Ford has claimed that the defects were caused by either a faulty throwout bearing or input shaft and rear main seals that leak fluid onto the clutch causing it to slip even while supposedly fully engaged. Ford has released fixes of the seals and updated clutch kits. There were also issues with the transmission control module such as faulty connector pins, shifter motors failing, and a poorly connected main ground wire due to paint on threads or an incorrect bolt being used during assembly. These transmissions were still installed into Focus and Fiesta until Ford introduced newer models to replace them.

However, subsequent journalistic investigations conducted after the Focus and Fiesta models were succeeded, has revealed that Ford engineers and executives were aware of the problems before and after the release of it, with developmental engineers even stating in company e-mails that there was "no driveable calibration" of the transmission, and with pre-production test engineers having to pull over out of traffic due to the transmission shifting into neutral. These were mainly caused by the clutch pack overheating, and the control module instructing clutches to disengage in order to prevent further damage; though faulty control modules may also exhibit such behaviour. Yet Ford has repeatedly denied systemic problems even to their own dealerships, instead directing them to replace the transmission over and over even though it was never truly fixed.

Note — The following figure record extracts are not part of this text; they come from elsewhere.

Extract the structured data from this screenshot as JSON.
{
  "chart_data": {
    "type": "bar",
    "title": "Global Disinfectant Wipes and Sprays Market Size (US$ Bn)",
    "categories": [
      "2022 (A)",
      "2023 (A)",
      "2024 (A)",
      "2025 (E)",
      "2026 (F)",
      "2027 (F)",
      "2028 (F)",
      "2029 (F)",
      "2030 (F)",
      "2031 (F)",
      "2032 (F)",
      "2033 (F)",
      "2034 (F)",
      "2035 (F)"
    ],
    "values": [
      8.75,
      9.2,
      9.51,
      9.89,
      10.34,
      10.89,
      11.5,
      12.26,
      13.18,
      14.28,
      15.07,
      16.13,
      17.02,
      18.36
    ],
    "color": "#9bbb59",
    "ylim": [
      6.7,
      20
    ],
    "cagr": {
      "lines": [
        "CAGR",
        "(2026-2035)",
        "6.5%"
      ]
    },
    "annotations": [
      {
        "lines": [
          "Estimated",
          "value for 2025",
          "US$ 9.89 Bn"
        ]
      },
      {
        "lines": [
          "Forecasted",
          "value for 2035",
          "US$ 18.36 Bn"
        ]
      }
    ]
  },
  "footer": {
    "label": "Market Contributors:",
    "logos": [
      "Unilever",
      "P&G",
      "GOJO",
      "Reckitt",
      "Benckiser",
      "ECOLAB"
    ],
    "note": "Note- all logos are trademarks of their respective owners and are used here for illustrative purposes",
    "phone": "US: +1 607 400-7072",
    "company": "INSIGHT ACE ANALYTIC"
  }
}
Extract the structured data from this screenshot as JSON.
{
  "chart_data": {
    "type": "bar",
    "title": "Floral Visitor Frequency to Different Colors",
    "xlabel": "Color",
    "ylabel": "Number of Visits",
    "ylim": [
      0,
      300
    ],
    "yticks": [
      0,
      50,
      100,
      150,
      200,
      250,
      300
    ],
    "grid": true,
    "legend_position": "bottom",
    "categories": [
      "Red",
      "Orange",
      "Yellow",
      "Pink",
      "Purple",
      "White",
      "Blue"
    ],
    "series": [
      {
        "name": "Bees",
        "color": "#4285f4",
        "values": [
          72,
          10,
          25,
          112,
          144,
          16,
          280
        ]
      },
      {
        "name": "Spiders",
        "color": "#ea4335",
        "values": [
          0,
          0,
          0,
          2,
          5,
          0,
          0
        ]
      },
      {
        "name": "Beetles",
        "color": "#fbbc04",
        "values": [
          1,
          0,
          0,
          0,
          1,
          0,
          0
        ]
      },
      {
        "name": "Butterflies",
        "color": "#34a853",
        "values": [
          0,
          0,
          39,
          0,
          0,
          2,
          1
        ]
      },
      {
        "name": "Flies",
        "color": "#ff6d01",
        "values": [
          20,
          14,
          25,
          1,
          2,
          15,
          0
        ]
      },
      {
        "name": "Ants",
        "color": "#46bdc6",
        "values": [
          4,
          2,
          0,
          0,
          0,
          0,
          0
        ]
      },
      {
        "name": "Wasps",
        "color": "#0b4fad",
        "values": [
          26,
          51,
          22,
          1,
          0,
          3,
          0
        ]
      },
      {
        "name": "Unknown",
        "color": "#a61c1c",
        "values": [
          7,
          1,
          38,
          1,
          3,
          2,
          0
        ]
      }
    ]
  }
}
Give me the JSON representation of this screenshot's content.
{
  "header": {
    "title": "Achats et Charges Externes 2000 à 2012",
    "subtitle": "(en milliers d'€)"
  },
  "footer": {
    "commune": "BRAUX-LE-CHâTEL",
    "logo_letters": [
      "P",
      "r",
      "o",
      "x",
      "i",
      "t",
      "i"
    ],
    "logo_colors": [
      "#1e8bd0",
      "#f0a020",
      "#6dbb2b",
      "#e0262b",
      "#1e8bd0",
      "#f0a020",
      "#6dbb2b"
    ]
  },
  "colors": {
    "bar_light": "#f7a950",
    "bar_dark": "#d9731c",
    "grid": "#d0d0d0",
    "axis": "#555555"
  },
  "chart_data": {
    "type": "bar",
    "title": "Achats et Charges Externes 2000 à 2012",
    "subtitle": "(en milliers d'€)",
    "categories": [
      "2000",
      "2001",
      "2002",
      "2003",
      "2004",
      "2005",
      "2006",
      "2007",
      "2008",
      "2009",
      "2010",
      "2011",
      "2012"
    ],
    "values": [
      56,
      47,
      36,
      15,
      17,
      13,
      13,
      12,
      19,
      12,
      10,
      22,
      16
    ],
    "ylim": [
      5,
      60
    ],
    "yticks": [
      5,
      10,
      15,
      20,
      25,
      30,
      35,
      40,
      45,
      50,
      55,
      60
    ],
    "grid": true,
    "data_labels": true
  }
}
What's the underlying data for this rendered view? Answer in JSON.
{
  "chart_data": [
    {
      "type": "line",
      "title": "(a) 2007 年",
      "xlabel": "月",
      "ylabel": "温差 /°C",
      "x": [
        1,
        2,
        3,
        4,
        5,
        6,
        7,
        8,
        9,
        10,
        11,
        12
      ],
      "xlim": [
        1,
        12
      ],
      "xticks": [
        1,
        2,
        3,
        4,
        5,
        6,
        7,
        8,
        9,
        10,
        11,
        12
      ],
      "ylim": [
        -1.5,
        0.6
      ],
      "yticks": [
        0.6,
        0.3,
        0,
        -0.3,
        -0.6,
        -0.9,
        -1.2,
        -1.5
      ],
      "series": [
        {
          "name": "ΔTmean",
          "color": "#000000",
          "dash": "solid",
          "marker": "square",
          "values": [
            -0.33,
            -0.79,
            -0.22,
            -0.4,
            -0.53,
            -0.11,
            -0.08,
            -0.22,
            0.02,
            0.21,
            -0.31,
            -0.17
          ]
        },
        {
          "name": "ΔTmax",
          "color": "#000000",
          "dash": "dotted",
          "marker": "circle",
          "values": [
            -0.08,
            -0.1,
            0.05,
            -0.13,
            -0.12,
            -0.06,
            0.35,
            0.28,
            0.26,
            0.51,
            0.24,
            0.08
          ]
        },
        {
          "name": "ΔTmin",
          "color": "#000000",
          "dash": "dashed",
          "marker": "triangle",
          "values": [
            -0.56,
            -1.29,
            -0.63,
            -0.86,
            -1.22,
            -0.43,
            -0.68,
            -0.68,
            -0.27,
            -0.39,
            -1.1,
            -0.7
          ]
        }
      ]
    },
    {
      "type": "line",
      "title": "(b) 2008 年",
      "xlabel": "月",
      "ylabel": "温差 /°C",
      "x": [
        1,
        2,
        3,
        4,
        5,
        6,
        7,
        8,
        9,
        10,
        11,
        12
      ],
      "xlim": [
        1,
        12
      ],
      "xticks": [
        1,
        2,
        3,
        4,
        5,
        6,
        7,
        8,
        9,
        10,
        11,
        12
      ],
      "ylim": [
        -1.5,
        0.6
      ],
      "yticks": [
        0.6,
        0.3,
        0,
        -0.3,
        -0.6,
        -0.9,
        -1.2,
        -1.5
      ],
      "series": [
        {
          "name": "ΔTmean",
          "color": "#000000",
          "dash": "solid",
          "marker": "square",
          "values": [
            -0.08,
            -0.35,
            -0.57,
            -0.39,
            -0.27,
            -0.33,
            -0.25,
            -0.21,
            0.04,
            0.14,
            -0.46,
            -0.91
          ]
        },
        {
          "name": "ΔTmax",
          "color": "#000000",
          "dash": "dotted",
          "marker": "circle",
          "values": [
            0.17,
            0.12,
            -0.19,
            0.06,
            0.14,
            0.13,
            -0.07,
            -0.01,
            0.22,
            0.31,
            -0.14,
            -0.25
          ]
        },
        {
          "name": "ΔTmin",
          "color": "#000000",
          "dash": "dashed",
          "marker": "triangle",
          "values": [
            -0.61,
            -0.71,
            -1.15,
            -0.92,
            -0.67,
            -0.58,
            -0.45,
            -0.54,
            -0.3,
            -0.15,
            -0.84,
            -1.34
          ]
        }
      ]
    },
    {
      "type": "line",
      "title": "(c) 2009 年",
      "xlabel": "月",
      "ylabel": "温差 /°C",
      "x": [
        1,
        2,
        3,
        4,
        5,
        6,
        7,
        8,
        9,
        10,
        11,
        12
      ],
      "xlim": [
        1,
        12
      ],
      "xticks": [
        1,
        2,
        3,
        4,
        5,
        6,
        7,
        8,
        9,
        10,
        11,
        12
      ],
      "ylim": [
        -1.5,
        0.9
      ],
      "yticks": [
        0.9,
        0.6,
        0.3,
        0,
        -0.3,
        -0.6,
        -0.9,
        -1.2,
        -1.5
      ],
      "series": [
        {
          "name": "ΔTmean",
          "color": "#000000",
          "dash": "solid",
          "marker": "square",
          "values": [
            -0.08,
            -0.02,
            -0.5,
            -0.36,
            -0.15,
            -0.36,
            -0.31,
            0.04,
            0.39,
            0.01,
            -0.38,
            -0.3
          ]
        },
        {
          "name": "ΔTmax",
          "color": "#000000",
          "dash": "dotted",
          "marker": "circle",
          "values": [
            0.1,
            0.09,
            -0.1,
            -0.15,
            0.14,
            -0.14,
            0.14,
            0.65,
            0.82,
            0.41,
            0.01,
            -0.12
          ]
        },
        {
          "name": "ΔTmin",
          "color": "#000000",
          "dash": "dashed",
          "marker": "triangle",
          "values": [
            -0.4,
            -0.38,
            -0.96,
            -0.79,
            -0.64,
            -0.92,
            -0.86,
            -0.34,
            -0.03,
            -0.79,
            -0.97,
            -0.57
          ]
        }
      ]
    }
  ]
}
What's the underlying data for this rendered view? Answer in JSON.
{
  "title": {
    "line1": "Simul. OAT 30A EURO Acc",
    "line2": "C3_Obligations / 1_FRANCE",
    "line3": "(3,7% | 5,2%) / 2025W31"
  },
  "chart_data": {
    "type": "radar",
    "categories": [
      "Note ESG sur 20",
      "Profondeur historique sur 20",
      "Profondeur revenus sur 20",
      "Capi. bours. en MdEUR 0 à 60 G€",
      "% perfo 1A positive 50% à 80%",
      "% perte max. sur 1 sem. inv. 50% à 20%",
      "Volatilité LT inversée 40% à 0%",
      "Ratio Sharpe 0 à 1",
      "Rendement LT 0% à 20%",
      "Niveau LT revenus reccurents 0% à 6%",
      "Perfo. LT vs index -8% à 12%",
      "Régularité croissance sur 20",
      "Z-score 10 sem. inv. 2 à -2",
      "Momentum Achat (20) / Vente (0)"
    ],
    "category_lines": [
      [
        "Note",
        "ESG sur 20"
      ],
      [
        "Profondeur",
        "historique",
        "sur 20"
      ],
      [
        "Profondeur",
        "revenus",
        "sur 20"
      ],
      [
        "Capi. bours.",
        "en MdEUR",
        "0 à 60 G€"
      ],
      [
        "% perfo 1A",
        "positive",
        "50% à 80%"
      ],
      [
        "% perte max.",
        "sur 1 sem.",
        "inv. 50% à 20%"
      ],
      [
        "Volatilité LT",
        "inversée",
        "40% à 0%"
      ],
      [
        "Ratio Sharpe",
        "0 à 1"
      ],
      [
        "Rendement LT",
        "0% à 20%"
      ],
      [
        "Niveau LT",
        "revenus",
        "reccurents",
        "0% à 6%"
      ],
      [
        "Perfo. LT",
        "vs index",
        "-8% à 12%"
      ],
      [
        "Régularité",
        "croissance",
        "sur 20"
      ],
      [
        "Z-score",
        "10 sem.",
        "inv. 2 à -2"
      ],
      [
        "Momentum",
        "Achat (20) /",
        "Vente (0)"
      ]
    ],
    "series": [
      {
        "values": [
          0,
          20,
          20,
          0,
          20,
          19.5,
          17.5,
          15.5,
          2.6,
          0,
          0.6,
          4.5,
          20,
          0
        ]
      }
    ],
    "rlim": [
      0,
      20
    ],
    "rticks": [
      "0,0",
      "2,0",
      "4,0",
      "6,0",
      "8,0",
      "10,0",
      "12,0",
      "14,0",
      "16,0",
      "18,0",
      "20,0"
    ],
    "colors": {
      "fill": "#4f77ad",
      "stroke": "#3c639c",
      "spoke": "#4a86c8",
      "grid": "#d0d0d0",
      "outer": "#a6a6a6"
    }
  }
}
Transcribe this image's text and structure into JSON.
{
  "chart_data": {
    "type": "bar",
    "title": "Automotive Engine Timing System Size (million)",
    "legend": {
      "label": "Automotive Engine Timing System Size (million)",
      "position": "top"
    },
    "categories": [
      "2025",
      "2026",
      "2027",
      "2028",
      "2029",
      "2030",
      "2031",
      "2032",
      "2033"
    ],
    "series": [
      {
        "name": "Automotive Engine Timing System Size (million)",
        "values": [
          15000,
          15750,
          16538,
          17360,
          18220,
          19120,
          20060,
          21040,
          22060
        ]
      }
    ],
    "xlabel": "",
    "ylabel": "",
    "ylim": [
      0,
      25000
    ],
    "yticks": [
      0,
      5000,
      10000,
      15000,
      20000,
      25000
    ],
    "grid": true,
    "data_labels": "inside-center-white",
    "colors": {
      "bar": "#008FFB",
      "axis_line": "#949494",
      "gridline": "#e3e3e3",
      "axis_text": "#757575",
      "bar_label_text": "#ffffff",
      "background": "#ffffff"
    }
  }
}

Ford Thailand agreed to buy back about 200 Ford Fiesta and Focus models with faulty PowerShift transmissions. Ford Brazil extended the warranty of the transmission to 10 years or 240.000 km. Ford USA extended the warranty of the transmission to 7 years or 100,000 miles depending on the model year of the vehicle. Ford Australia has had a $AU10,000,000 fine imposed on it by the Australian Federal Court for unconscionable conduct relating to the transmission problems and poor handling of customer complaints In 2019, US Department of Justice fraud investigators began a probe to determine if the company was aware of a defect that it knew to be irreparable, or if it may have misled customers and safety regulators.